Вместе с туфлями Джиао получила в подарок собственный стульчик для процедуры, и мать нашла возможность и ей нанять прислугу для ухода на первые месяцы. Еще она потратилась на мастерицу по бинтованию из дунганского народа, которая плохо говорила по-китайски, сама была простоволоса, не забинтована, но славилась своей работой, пользовалась уважением и доверием во всей округе. Мать решила оплатить ее недешевые услуги, так как со старшей она попала впросак – сама бинтовала ноги дочери и не справилась, что обернулось несчастьем для Юби.

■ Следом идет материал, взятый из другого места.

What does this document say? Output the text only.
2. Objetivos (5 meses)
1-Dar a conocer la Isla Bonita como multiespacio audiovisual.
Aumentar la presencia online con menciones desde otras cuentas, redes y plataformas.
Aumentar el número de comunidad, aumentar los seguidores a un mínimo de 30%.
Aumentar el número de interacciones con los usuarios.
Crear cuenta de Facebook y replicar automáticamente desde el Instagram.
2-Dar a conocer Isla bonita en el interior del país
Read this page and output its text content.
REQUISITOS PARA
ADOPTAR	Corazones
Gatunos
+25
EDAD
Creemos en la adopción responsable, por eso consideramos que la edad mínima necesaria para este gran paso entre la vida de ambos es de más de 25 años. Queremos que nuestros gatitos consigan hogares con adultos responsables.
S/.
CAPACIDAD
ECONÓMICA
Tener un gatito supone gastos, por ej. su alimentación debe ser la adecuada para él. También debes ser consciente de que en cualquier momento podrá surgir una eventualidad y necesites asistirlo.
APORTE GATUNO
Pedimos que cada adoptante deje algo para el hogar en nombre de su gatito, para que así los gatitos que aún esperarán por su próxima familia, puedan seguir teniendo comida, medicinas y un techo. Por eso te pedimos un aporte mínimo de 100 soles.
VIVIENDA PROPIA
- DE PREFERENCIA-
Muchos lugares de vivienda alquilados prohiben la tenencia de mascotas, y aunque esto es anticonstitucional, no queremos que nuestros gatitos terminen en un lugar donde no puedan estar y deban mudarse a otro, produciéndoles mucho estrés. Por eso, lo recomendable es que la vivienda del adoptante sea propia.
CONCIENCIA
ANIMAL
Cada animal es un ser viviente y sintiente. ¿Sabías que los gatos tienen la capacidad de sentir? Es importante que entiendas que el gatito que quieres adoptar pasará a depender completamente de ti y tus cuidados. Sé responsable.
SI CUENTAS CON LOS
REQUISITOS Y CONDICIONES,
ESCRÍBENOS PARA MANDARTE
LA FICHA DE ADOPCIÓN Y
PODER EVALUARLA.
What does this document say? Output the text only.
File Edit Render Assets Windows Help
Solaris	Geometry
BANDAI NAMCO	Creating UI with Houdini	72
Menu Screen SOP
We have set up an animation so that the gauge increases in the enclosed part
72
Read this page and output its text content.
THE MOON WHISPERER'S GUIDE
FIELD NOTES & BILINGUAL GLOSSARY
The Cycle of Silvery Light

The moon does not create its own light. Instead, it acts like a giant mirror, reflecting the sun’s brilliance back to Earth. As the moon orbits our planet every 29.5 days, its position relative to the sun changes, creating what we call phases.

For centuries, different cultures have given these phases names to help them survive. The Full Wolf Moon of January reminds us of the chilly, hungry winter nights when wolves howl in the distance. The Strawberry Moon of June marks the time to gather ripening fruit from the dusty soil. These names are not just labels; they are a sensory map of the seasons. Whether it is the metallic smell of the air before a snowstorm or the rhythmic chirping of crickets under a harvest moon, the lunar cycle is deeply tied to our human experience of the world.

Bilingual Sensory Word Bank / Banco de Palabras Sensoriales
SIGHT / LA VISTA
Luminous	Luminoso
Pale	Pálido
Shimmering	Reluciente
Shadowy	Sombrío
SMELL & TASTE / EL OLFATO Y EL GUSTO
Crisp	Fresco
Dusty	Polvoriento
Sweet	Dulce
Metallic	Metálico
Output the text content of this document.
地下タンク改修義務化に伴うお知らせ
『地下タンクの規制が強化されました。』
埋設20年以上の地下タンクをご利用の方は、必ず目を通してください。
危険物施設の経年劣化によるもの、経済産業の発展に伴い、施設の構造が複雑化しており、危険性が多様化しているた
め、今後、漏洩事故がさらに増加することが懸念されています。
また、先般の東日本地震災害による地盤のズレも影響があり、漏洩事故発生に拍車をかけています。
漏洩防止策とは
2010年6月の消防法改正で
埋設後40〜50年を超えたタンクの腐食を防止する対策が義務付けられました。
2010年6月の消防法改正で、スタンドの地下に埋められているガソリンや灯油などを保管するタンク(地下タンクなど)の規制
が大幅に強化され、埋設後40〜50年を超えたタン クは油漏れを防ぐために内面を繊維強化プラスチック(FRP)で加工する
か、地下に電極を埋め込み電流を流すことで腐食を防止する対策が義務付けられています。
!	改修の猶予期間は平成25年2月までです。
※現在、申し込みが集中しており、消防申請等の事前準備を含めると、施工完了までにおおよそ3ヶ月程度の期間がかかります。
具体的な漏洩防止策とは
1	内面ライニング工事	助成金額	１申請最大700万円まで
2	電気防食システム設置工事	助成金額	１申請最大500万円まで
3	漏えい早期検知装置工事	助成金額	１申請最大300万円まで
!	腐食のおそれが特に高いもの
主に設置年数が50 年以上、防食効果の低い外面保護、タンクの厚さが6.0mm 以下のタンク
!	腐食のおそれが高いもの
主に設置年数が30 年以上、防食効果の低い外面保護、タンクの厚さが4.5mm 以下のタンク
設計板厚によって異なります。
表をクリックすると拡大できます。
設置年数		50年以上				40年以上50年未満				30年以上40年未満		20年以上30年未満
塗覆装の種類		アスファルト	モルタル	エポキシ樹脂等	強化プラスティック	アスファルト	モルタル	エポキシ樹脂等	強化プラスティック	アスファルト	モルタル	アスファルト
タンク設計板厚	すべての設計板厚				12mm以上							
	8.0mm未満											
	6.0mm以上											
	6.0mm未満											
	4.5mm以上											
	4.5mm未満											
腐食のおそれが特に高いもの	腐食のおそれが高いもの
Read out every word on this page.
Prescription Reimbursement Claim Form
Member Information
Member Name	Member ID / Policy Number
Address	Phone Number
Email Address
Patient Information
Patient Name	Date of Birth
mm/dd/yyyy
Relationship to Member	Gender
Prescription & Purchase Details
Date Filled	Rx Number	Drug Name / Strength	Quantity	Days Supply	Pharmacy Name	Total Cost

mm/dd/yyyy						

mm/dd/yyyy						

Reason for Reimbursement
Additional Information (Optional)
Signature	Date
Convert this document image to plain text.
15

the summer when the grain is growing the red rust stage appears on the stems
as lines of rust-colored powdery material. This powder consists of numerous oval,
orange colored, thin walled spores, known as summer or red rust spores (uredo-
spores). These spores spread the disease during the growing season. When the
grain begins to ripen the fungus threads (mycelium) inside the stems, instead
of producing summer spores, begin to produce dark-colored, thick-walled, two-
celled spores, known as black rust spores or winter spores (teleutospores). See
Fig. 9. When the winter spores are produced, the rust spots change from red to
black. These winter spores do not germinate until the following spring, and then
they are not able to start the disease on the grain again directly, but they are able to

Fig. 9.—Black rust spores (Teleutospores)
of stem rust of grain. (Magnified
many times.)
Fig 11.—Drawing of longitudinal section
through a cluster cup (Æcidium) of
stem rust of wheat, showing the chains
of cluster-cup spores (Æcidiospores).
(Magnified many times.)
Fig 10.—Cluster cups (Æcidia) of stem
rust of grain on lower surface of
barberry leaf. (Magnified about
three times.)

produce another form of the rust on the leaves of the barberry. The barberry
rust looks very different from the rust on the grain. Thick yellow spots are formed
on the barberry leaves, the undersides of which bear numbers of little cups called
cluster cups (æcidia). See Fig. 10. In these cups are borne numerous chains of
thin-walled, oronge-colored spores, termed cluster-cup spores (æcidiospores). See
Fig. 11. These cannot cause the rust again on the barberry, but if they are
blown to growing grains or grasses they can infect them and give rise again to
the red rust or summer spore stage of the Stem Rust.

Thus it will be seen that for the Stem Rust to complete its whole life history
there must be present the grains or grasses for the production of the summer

Джиао подходила к своему стульчику, когда никто не видел, и с интересом разглядывала его. Он был из черного красивого дерева, с высокой спинкой и специальными ящичками, в которых лежали блестящие ножницы и еще какие-то диковинные инструменты, тряпочки и таинственные бутылочки. Всем своим маленьким колотящимся сердцем Джиао чувствовала приближение новой прекрасной жизни.
Мать высчитала по календарю благоприятный день начала бинтования. Коренастая дунганка пришла в их дом молча, опустив глаза. Джиао с радостью прибежала из сада на зов матери. В комнате, в углу, рядом с высоким стулом, мать поставила два небольших корытца, одно пустое, второе с водой, разложила много матерчатых полос, еще какие-то склянки с лекарствами. Дунганка принесла с собой сумку, в которой тоже были принадлежности для процедур. Она достала большую бутыль с вишневой жидкостью и протянула матери, сказав на ломаном китайском:
– Разогреть!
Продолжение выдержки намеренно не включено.